A Mesa Diretora da Assembleia Legislativa do Rio de Janeiro (Alerj) pediu ao Supremo Tribunal Federal (STF) que o deputado estadual Douglas Ruas (PL), eleito presidente da Casa, possa assumir o governo interino do Estado de forma "imediata".
A solicitação foi protocolada nesta quinta-feira, 23, na ação que discute as regras para uma eventual eleição indireta no Rio, e encaminhada para o relator, ministro Luiz Fux. O documento pede decisão "imediata" e monocrática de Fux.
No momento, o Estado é comandado interinamente pelo presidente do Tribunal de Justiça do Rio de Janeiro (TJ-RJ), desembargador Ricardo Couto. O entendimento atual é de que ele vai permanecer no cargo até que o Supremo defina como será a escolha do governador para o "mandato-tampão" com duração até o final do ano.
A Alerj pede que o STF reconheça a eleição de Douglas Ruas e afirma que a chegada do deputado à presidência da Casa é um "fato novo" que altera a situação de interinidade no comando do Rio de Janeiro.
Couto tem exonerado servidores comissionados, cargos ocupados por pessoas não concursadas. O número de exonerações ultrapassa 600, segundo informações do jornal O Globo. Ele está no comando do Palácio Guanabara há pouco mais de 20 dias, depois da renúncia de Cláudio Castro (PL), de seu vice Thiago Pampolha, e da prisão do ex-presidente da Alerj, Rodrigo Bacellar.
Os três foram condenados pelo Tribunal Superior Eleitoral (TSE), em março, por abuso de poder político e econômico, condutas vedadas e captação ilícita de recursos nas eleições de 2022.
Oposição questiona legitimidade de eleição
A condução de Ruas à presidência da Alerj tem sido alvo de judicialização por parte da oposição a seu grupo político na Casa. O PDT acionou o STF nesta segunda-feira, 20, para tentar anular a eleição.
A sigla alega que a escolha por meio de voto aberto foi permitida por alterações no regimento interno feitas sem o devido processo legislativo. Também argumenta que a legitimidade do pleito foi comprometida pela rapidez com que foi convocado, poucos dias após a retotalização dos votos das eleições de 2022.
Às vésperas da eleição, o Tribunal de Justiça do Rio de Janeiro (TJ-RJ) negou pedido do PDT para que ela fosse realizada por voto secreto. A presidente em exercício do tribunal, desembargadora Suely Lopes Magalhães, entendeu que a definição sobre o formato da votação diz respeito à autonomia interna do Legislativo estadual, não cabendo ao Judiciário interferir na decisão.

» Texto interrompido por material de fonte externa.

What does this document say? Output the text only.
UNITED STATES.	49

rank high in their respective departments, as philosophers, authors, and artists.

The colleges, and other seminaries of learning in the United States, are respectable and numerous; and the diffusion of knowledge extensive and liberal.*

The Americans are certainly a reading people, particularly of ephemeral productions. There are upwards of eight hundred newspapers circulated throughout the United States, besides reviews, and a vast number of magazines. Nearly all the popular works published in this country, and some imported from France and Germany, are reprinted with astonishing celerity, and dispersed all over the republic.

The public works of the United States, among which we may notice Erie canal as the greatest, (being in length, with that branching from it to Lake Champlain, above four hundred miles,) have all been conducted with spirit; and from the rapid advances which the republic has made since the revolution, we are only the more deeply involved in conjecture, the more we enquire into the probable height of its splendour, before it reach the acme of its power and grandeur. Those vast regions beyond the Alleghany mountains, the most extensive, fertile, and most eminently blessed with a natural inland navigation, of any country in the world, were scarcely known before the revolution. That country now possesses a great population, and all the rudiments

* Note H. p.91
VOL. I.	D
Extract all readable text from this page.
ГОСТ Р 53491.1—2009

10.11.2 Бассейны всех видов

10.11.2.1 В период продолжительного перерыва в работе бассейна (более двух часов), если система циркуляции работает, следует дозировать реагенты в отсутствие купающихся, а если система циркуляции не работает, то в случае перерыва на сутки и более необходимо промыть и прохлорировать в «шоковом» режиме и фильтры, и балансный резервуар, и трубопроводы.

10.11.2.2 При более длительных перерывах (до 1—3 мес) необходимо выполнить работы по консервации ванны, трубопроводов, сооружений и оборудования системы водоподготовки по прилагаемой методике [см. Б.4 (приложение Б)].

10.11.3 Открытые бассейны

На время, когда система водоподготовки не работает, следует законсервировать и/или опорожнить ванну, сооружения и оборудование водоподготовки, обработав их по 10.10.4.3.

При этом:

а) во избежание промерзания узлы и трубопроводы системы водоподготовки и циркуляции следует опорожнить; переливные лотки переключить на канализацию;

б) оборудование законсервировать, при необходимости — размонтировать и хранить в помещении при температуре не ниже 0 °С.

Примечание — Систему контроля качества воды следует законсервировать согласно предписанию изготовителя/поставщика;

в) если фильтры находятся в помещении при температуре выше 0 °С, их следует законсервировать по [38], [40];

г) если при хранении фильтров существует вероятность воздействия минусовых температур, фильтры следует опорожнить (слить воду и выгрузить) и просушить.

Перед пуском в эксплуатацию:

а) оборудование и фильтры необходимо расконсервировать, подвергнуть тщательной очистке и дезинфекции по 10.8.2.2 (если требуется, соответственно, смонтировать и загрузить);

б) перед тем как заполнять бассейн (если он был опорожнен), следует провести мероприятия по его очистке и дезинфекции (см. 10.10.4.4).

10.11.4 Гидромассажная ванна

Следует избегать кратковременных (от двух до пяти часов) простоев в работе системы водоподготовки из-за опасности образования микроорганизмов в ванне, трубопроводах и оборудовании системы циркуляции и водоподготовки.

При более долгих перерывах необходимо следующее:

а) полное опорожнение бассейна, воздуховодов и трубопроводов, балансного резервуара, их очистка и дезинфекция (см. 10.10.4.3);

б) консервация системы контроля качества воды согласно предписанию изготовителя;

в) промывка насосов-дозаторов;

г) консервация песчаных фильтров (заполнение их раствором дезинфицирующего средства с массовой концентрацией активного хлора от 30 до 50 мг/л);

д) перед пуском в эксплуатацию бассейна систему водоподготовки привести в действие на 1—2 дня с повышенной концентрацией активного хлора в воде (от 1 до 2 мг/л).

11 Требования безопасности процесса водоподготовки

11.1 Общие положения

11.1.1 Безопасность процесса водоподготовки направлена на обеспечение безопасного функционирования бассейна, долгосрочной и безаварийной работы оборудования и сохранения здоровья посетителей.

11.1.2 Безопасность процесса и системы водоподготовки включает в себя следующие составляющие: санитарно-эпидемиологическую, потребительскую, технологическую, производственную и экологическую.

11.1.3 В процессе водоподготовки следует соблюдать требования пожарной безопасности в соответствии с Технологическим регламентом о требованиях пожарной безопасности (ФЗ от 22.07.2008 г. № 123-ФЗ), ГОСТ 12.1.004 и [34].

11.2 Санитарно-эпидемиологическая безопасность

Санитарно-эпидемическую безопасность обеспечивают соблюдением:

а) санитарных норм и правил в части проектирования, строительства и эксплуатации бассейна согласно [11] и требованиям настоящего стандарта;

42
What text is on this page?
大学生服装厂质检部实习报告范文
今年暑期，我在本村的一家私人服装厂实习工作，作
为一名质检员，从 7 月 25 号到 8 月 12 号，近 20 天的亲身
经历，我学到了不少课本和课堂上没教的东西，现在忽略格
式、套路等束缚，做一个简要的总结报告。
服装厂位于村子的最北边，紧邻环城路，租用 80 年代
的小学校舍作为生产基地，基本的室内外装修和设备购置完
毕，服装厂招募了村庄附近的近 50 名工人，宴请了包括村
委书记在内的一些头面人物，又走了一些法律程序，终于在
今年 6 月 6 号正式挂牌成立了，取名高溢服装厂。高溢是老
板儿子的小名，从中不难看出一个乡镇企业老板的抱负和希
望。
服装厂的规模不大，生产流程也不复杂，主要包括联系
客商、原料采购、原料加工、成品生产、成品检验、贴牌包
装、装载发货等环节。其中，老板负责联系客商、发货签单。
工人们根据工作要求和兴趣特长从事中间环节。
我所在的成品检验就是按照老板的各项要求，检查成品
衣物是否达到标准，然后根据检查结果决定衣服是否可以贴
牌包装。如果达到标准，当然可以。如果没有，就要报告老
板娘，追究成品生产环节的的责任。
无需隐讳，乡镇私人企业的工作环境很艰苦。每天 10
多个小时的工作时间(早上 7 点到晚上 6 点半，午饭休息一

Um pedido do partido para que o TJ-RJ suspendesse a votação até que as eleições para o governo do Estado fossem definidas pelo Supremo já havia sido negado. Anteriormente, o PDT conseguiu a anulação de uma primeira eleição de Ruas para o comando da Alerj, já que a retotalização dos votos da eleição de 2022 ainda não havia sido realizada.
A oposição na Alerj é ligada ao ex-prefeito do Rio Eduardo Paes (PSD), que deve disputar com Ruas a eleição para governo do Estado, em outubro. Já o presidente da Casa pertence ao mesmo grupo político que o ex-governador Cláudio Castro.